Sanx est à trois mètres de son arme. Elle ne peut pas le rater. Et elle peut tirer avant qu'aucun de deux garçons ne puisse faire quoi que ce soit. Sanx ne dit rien et lève sagement les mains en l'air. Il n'a pas l'air de s'affoler. 1, par contre, meurt de peur. Il sait que Sanx n'a pas la moindre valeur aux yeux de ses ennemis et que même s'il obéit, cette femme pourrait le tuer. Il sait qu'il devrait échanger la liberté de Sanx contre des otages, ou même contre l'aéroport tout entier, qu'il était censé bluffer pour libérer ses frères et sœurs et qu'il n'a qu'à faire la même chose pour libérer Sanx. C'est la logique même. Mais il voit l'arme qui le menace et sait qu'il est incapable de vaincre sa terreur. Il lève les mains et murmure :

— C'est bon... lâchez-le...

— Mais non. » intervient Sanx.

Le jeune homme paraît très calme. Il sourit, même. Un sourire un peu moqueur, un peu cruel, un peu tremblant, adressé à la femme qui menace sa vie.

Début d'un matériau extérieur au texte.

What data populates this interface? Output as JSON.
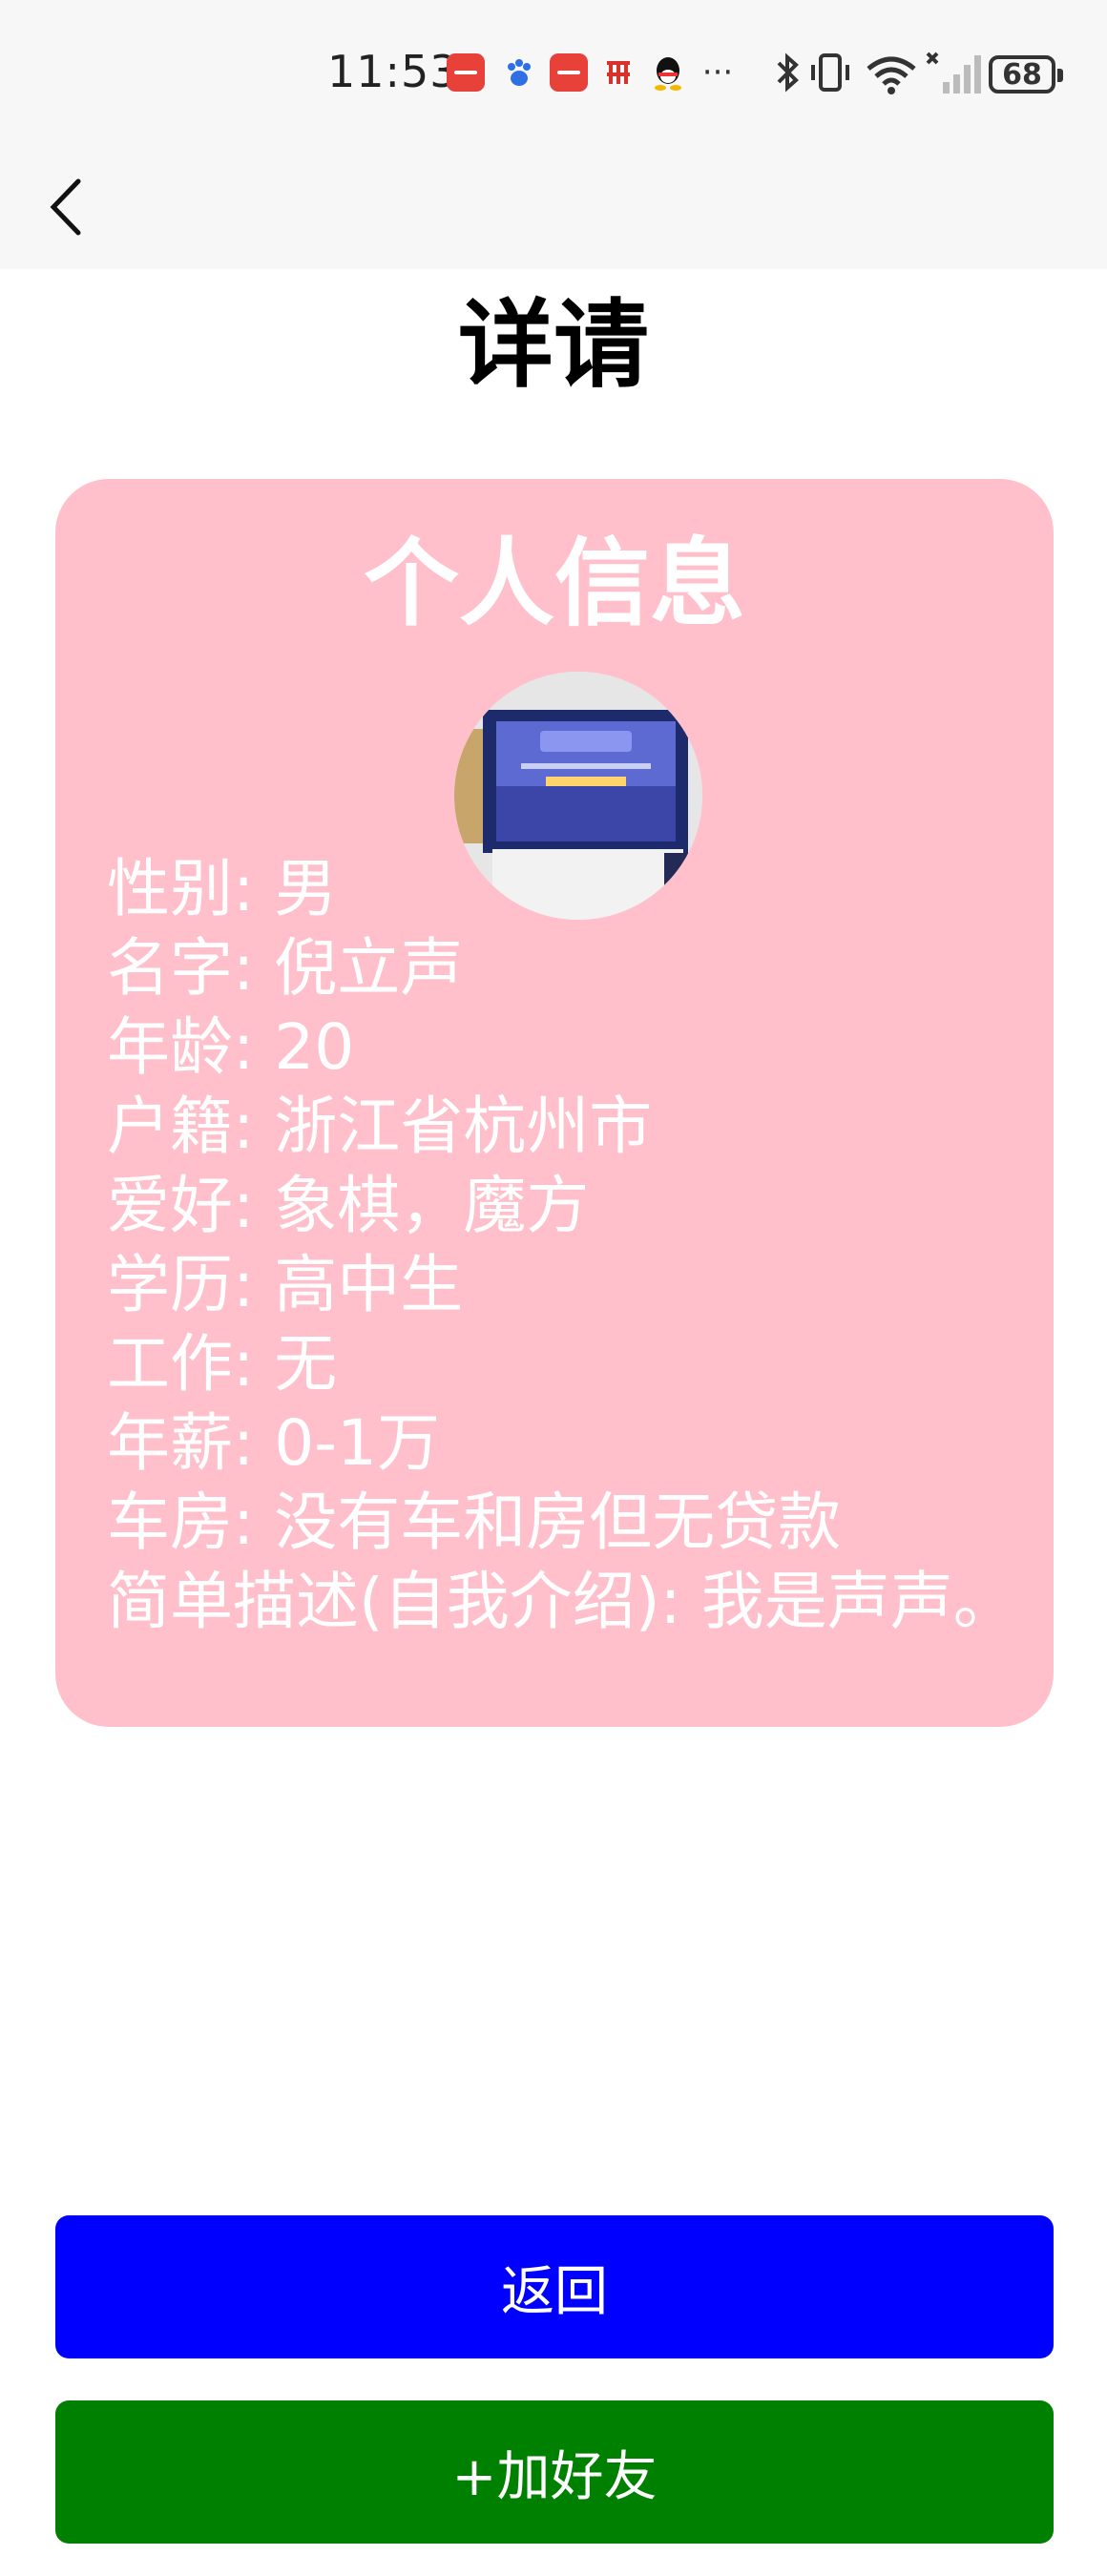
{
  "status_bar": {
    "time": "11:53",
    "battery": "68",
    "notification_icons": [
      "huawei-appgallery-icon",
      "baidu-icon",
      "huawei-appgallery-icon",
      "postal-icon",
      "qq-icon",
      "more-dots-icon"
    ],
    "system_icons": [
      "bluetooth-icon",
      "vibrate-icon",
      "wifi-icon",
      "signal-icon"
    ],
    "more_label": "···"
  },
  "page": {
    "title": "详请"
  },
  "card": {
    "title": "个人信息",
    "color": "#ffc0cb",
    "lines": [
      "性别: 男",
      "名字: 倪立声",
      "年龄: 20",
      "户籍: 浙江省杭州市",
      "爱好: 象棋，魔方",
      "学历: 高中生",
      "工作: 无",
      "年薪: 0-1万",
      "车房: 没有车和房但无贷款",
      "简单描述(自我介绍): 我是声声。"
    ]
  },
  "buttons": {
    "back_label": "返回",
    "back_color": "#0000ff",
    "add_friend_label": "+加好友",
    "add_friend_color": "#008000"
  }
}
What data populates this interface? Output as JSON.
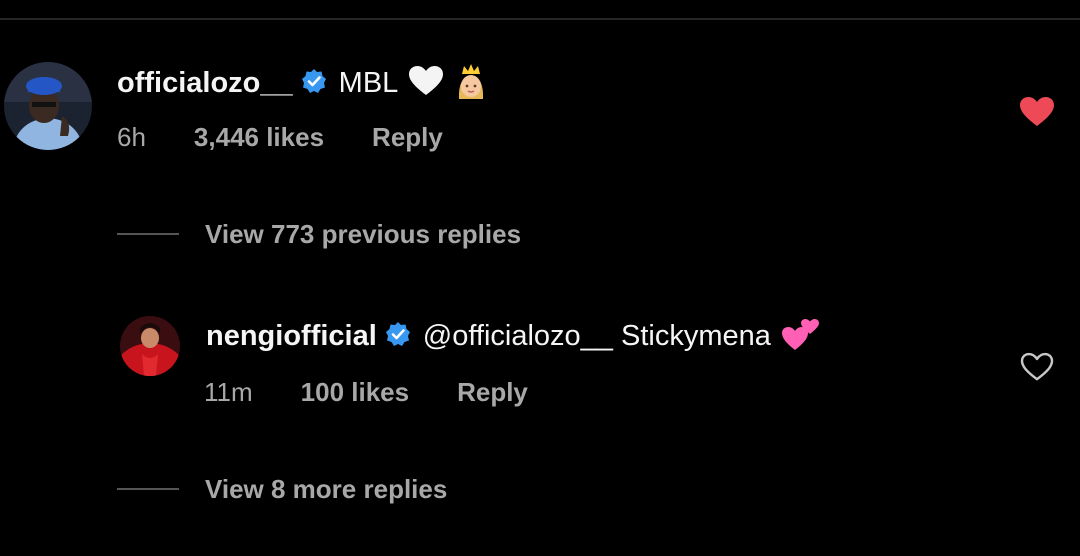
{
  "comment1": {
    "username": "officialozo__",
    "text": "MBL",
    "emojis": [
      "white-heart",
      "princess"
    ],
    "time": "6h",
    "likes": "3,446 likes",
    "reply": "Reply",
    "liked": true,
    "heart_color": "#ed4956"
  },
  "view_previous": "View 773 previous replies",
  "comment2": {
    "username": "nengiofficial",
    "text": "@officialozo__ Stickymena",
    "emojis": [
      "two-hearts"
    ],
    "time": "11m",
    "likes": "100 likes",
    "reply": "Reply",
    "liked": false
  },
  "view_more": "View 8 more replies",
  "colors": {
    "background": "#000000",
    "text": "#f5f5f5",
    "muted": "#a8a8a8",
    "verified": "#3897f0"
  }
}
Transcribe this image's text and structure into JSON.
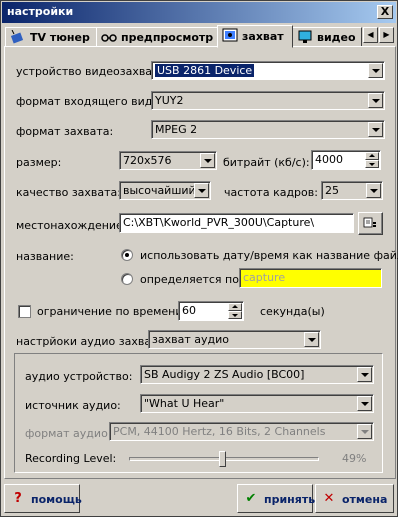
{
  "window": {
    "title": "настройки",
    "close": "X"
  },
  "tabs": [
    {
      "label": "TV тюнер",
      "icon": "tv-tuner-icon"
    },
    {
      "label": "предпросмотр",
      "icon": "glasses-icon"
    },
    {
      "label": "захват",
      "icon": "capture-icon"
    },
    {
      "label": "видео",
      "icon": "monitor-icon"
    }
  ],
  "capture": {
    "device_label": "устройство видеозахвата:",
    "device_value": "USB 2861 Device",
    "input_format_label": "формат входящего видео:",
    "input_format_value": "YUY2",
    "capture_format_label": "формат захвата:",
    "capture_format_value": "MPEG 2",
    "size_label": "размер:",
    "size_value": "720x576",
    "bitrate_label": "битрайт (кб/с):",
    "bitrate_value": "4000",
    "quality_label": "качество захвата:",
    "quality_value": "высочайший",
    "framerate_label": "частота кадров:",
    "framerate_value": "25",
    "location_label": "местонахождение:",
    "location_value": "C:\\XBT\\Kworld_PVR_300U\\Capture\\",
    "name_label": "название:",
    "name_option_datetime": "использовать дату/время как название файла",
    "name_option_custom": "определяется по",
    "name_custom_value": "capture",
    "time_limit_label": "ограничение по времени",
    "time_limit_value": "60",
    "time_limit_unit": "секунда(ы)",
    "audio_settings_label": "настрйоки аудио захвата:",
    "audio_settings_value": "захват аудио"
  },
  "audio": {
    "device_label": "аудио устройство:",
    "device_value": "SB Audigy 2 ZS Audio [BC00]",
    "source_label": "источник аудио:",
    "source_value": "\"What U Hear\"",
    "format_label": "формат аудио:",
    "format_value": "PCM, 44100 Hertz, 16 Bits, 2 Channels",
    "level_label": "Recording Level:",
    "level_value": "49%",
    "level_fraction": 0.49
  },
  "footer": {
    "help": "помощь",
    "accept": "принять",
    "cancel": "отмена"
  },
  "colors": {
    "accent": "#0a246a",
    "highlight": "#ffff00",
    "disabled_text": "#808080"
  }
}
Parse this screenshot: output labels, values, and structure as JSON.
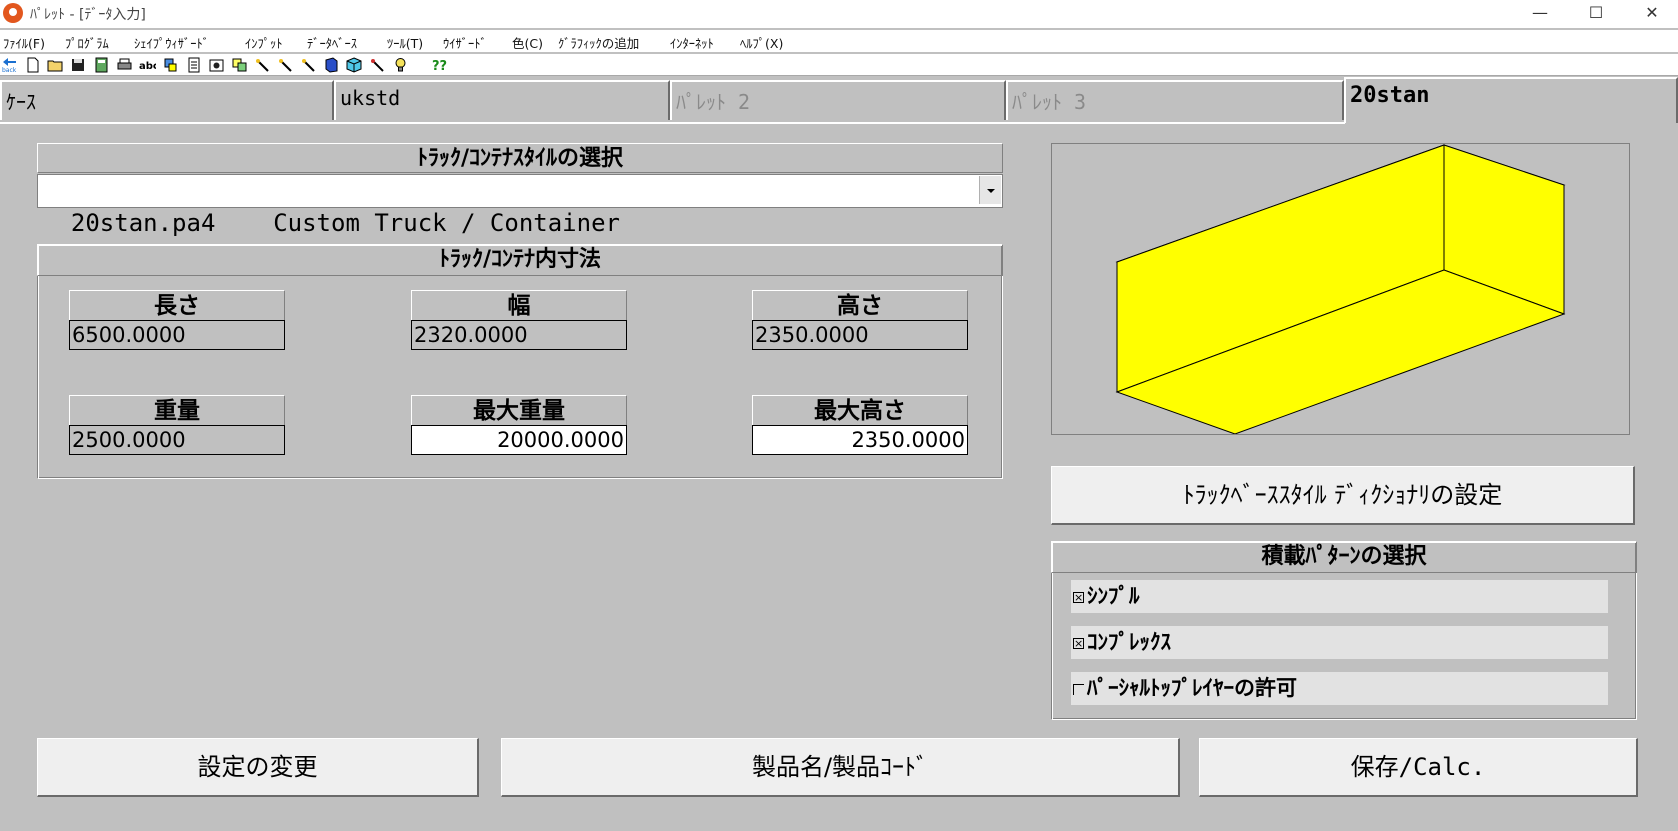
{
  "window": {
    "title": "ﾊﾟﾚｯﾄ - [ﾃﾞｰﾀ入力]",
    "minimize": "—",
    "maximize": "☐",
    "close": "✕"
  },
  "menu": [
    {
      "label": "ﾌｧｲﾙ(F)"
    },
    {
      "label": "ﾌﾟﾛｸﾞﾗﾑ"
    },
    {
      "label": "ｼｪｲﾌﾟｳｨｻﾞｰﾄﾞ"
    },
    {
      "label": "ｲﾝﾌﾟｯﾄ"
    },
    {
      "label": "ﾃﾞｰﾀﾍﾞｰｽ"
    },
    {
      "label": "ﾂｰﾙ(T)"
    },
    {
      "label": "ｳｲｻﾞｰﾄﾞ"
    },
    {
      "label": "色(C)"
    },
    {
      "label": "ｸﾞﾗﾌｨｯｸの追加"
    },
    {
      "label": "ｲﾝﾀｰﾈｯﾄ"
    },
    {
      "label": "ﾍﾙﾌﾟ(X)"
    }
  ],
  "toolbar": {
    "back_label": "back",
    "help_label": "??",
    "icons": [
      "back-icon",
      "new-file-icon",
      "open-folder-icon",
      "save-icon",
      "calculator-icon",
      "print-icon",
      "abc-icon",
      "paint-icon",
      "document-icon",
      "camera-icon",
      "copy-icon",
      "wand-icon",
      "wand-icon",
      "wand-icon",
      "book-icon",
      "box-icon",
      "wand-icon",
      "bulb-icon",
      "help-icon"
    ]
  },
  "tabs": [
    {
      "label": "ｹｰｽ",
      "state": "normal"
    },
    {
      "label": "ukstd",
      "state": "normal"
    },
    {
      "label": "ﾊﾟﾚｯﾄ 2",
      "state": "disabled"
    },
    {
      "label": "ﾊﾟﾚｯﾄ 3",
      "state": "disabled"
    },
    {
      "label": "20stan",
      "state": "active"
    }
  ],
  "style_select": {
    "header": "ﾄﾗｯｸ/ｺﾝﾃﾅｽﾀｲﾙの選択",
    "value": "20stan.pa4    Custom Truck / Container"
  },
  "dimensions": {
    "header": "ﾄﾗｯｸ/ｺﾝﾃﾅ内寸法",
    "fields": [
      {
        "label": "長さ",
        "value": "6500.0000",
        "editable": false
      },
      {
        "label": "幅",
        "value": "2320.0000",
        "editable": false
      },
      {
        "label": "高さ",
        "value": "2350.0000",
        "editable": false
      },
      {
        "label": "重量",
        "value": "2500.0000",
        "editable": false
      },
      {
        "label": "最大重量",
        "value": "20000.0000",
        "editable": true
      },
      {
        "label": "最大高さ",
        "value": "2350.0000",
        "editable": true
      }
    ]
  },
  "preview": {
    "fill_color": "#ffff00",
    "edge_color": "#000000"
  },
  "dictionary_button": "ﾄﾗｯｸﾍﾞｰｽｽﾀｲﾙ ﾃﾞｨｸｼｮﾅﾘの設定",
  "pattern": {
    "header": "積載ﾊﾟﾀｰﾝの選択",
    "options": [
      {
        "label": "ｼﾝﾌﾟﾙ",
        "checked": true
      },
      {
        "label": "ｺﾝﾌﾟﾚｯｸｽ",
        "checked": true
      },
      {
        "label": "ﾊﾟｰｼｬﾙﾄｯﾌﾟﾚｲﾔｰの許可",
        "checked": false
      }
    ],
    "checked_mark": "×"
  },
  "bottom_buttons": {
    "change_settings": "設定の変更",
    "product_name": "製品名/製品ｺｰﾄﾞ",
    "save_calc": "保存/Calc."
  },
  "colors": {
    "face": "#c0c0c0",
    "button_face": "#efefef",
    "box_yellow": "#ffff00",
    "app_icon": "#e2571e"
  }
}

— Vous n'allez pas me tuer, continue-t-il. Parce que, si je meurs, vous perdez le Tech. Vous êtes sur son territoire, il contrôle totalement les lieux, et il va être furieux. Vous savez, tout le monde a sa limite. Même lui. Il est adorable. Il ne veut faire du mal à personne. Mais si vous lui faites assez mal, il va exploser. Il est humain, quand même. Non, vous ne pouvez pas vous en sortir : si vous me tuez, il vous élimine de l'équation, si vous ne me tuez pas, on gagne. Moi, j'ai une chance sur deux. Vous, zéro. Et 1 en sort forcément gagnant.

Ce discours bravache ne fait pas hésiter Hanga qui surveille toujours 1 en priorité. Elle ne veut pas faire feu et griller sa meilleure cartouche trop tôt, mais elle n'hésitera pas si 1 bouge d'un millimètre. Il ne bouge absolument pas. Il paraît presque éteint. Le sang-froid de Sanx lui a remis les idées en place : oui, il est sur son territoire et il peut combattre.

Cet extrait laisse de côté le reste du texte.